Having been on medication previously, I did everything to avoid going on meds again. I’d been dealing with this since my late teens, as well as meds through university until my mid 20s. They probably helped in some way, but without therapy to go in tandem, it was at best a patch over a wound. I came on and off them at will, dropping straight off pretty serious doses over and over again. Doctors would just offer me another kind to try each time. I’m not anti-meds, I just think there has to be more to recovery than just that.

This time was different I though. I started therapy first, advocating for myself at work and tried being honest about what I could deal with at that time. The former and the latter worked out well, but stuck in the middle was my relationship with work. On one hand, I felt unfit for this career, thinking I should blame myself for not being able to “hack it”. On the other hand, the industry in general doesn’t provide much space to work on yourself while maintaining a career.
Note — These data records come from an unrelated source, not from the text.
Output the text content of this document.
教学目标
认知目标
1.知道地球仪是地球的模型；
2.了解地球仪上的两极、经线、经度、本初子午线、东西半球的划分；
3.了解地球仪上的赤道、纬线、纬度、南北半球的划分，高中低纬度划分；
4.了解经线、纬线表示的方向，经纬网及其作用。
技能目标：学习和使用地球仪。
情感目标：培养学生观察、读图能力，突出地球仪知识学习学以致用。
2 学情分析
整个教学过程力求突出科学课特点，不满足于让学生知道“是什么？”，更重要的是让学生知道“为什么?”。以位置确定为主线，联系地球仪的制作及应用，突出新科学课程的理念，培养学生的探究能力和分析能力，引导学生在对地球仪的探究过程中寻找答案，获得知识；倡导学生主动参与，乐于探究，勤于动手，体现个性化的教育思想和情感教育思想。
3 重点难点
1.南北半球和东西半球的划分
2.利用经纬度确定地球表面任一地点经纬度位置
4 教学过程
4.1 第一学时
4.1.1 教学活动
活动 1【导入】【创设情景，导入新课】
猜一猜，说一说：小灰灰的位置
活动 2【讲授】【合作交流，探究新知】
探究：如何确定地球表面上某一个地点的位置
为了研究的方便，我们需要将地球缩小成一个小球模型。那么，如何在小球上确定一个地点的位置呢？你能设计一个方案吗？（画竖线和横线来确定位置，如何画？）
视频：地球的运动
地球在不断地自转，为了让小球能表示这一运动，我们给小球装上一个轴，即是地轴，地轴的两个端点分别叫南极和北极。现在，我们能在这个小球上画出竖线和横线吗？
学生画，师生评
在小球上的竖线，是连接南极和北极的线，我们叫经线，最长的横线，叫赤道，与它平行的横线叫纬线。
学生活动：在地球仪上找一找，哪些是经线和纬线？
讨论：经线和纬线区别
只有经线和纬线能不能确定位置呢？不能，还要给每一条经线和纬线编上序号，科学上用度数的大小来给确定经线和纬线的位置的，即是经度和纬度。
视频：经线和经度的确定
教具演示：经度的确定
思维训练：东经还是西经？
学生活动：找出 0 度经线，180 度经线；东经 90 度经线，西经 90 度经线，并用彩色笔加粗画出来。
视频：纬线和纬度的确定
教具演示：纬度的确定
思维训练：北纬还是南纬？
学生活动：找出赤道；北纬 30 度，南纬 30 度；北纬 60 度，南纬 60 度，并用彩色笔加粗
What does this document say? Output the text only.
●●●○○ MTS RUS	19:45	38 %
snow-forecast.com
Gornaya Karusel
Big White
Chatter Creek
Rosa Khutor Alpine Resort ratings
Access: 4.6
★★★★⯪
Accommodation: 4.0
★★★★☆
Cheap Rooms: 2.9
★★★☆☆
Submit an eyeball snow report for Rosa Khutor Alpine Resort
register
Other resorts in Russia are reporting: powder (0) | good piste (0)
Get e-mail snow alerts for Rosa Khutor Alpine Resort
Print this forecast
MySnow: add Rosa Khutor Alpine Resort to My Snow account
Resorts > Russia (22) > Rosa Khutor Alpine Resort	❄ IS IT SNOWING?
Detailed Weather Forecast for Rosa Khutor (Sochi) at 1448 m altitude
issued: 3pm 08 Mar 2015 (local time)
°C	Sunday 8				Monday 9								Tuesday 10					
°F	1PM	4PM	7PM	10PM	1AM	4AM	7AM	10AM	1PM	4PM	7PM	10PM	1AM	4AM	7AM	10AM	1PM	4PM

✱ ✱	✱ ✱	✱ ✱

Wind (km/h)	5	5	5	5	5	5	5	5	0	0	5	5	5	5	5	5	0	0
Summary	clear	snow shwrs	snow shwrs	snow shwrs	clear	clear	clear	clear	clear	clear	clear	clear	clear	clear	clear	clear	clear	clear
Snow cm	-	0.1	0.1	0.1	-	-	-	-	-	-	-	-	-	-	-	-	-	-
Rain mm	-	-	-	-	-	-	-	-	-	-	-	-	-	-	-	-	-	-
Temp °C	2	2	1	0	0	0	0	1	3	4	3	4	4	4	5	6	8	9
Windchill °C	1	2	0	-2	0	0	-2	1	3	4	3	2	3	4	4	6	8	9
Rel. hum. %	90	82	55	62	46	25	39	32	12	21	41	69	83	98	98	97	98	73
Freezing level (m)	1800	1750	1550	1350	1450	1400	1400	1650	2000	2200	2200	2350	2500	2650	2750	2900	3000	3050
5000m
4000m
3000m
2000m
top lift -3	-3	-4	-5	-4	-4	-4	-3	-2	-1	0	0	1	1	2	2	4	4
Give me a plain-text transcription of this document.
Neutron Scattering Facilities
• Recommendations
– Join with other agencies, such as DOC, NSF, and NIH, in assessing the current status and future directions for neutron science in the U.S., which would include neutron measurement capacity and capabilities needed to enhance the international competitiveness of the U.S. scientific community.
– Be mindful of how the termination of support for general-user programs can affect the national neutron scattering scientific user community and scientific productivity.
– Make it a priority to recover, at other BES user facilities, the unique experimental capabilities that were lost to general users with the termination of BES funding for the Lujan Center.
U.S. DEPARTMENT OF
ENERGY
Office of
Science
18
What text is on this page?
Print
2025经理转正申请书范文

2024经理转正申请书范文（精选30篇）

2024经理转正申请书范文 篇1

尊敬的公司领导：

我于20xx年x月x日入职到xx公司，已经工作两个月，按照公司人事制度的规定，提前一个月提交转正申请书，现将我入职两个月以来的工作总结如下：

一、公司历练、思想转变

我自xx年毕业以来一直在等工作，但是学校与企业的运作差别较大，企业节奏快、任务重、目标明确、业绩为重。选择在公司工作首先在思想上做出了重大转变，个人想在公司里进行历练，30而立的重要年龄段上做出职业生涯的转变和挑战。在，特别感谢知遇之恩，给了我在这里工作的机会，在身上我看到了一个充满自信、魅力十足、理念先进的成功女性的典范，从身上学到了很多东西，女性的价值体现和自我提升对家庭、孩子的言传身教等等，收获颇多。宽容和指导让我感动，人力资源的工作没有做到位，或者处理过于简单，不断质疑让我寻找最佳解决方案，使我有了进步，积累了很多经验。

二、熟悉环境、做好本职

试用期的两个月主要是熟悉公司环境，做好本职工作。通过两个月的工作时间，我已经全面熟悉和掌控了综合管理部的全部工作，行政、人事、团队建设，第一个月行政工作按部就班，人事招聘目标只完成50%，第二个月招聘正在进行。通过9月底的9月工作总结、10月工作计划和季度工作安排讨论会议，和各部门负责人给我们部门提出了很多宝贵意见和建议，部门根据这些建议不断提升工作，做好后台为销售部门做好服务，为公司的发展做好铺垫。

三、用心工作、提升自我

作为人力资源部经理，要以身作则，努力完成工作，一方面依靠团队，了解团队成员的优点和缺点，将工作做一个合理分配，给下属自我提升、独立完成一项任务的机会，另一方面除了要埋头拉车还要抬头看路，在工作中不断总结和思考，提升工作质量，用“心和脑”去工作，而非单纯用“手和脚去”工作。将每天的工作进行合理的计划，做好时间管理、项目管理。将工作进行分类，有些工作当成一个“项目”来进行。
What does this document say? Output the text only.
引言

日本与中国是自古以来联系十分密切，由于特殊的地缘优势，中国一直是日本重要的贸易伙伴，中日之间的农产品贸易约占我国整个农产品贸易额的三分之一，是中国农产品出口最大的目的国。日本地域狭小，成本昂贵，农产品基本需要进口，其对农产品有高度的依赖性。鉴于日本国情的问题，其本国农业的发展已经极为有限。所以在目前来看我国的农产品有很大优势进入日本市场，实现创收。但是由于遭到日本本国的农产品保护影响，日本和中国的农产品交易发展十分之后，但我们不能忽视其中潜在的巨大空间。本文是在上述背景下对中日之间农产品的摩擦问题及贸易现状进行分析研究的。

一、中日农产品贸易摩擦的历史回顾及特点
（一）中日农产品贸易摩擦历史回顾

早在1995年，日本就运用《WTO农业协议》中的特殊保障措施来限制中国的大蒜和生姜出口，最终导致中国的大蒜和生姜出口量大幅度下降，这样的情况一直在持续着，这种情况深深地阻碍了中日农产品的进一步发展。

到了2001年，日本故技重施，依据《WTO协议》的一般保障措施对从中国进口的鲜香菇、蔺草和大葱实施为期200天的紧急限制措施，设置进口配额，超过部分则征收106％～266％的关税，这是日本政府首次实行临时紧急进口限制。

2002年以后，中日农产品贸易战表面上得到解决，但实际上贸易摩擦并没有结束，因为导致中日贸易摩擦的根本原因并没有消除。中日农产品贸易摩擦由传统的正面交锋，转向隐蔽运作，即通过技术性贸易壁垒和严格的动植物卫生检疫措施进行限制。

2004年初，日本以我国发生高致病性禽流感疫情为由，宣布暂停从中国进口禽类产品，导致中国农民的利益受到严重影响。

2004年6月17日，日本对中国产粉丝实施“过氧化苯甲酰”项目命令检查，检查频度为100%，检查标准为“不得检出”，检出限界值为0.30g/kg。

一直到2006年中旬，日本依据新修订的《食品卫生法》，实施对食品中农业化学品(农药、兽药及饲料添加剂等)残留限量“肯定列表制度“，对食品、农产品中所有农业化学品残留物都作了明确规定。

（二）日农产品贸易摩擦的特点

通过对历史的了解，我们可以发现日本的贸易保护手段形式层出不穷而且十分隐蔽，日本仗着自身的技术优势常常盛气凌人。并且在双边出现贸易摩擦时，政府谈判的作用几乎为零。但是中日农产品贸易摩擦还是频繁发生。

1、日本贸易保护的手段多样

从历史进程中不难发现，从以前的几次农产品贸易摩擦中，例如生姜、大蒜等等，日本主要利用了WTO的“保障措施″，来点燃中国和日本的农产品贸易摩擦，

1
A sick day in a kitchen is a big deal, more so than most other work environments. Within that, there is the balance of a day off  for physical sickness vs time for your mental wellbeing. Even when I started trying to look after myself, I still didn’t feel comfortable explaining the root of my ‘why’ I’m off today. Why I’m a little slow or need some extra breaks. I feel shame over it still. It’s easier to just say I’ve got food poisoning or my shoulder is fucked. Which it is, but the funny thing is I’d find myself dragging my dodgy shoulder around on days I could have justifiably taken off given the pain, but other days when it felt okay, I used it as a scapegoat for taking time for my mental wellbeing. 

I now work adjacent to the food industry, using a lot of the skills I’ve learned without all the late nights and on the spot pressure. If anything I hold more responsibility now than I ever have, but in a role more focused on mid to long term actions and decisions, and I’ve found my sweet spot for how I handle that pressure. I can take an hour when I need it, breath, then come back to it. If I can’t let go of something, I do the best that I can to get to the end of the day, then journal it aside for the next therapy session. For some reason logging that distress helps me distance myself from it, long enough to re-find my calm.

What would make a big difference in kitchens, is to build an understanding that the best, fastest, most creative chef isn’t always the best leader for your team as a whole. We need good, empathetic leaders at all levels, and if that isn’t the leading chef then there needs to be someone with decision making power who is. So at least if we can’t afford to give everyone what they deserve in regards to pay, holidays and working conditions, at least we can make sure everyone is being seen as the individuals they are. Valued as complex beings that are worth more than how many hours they’re pulling that week.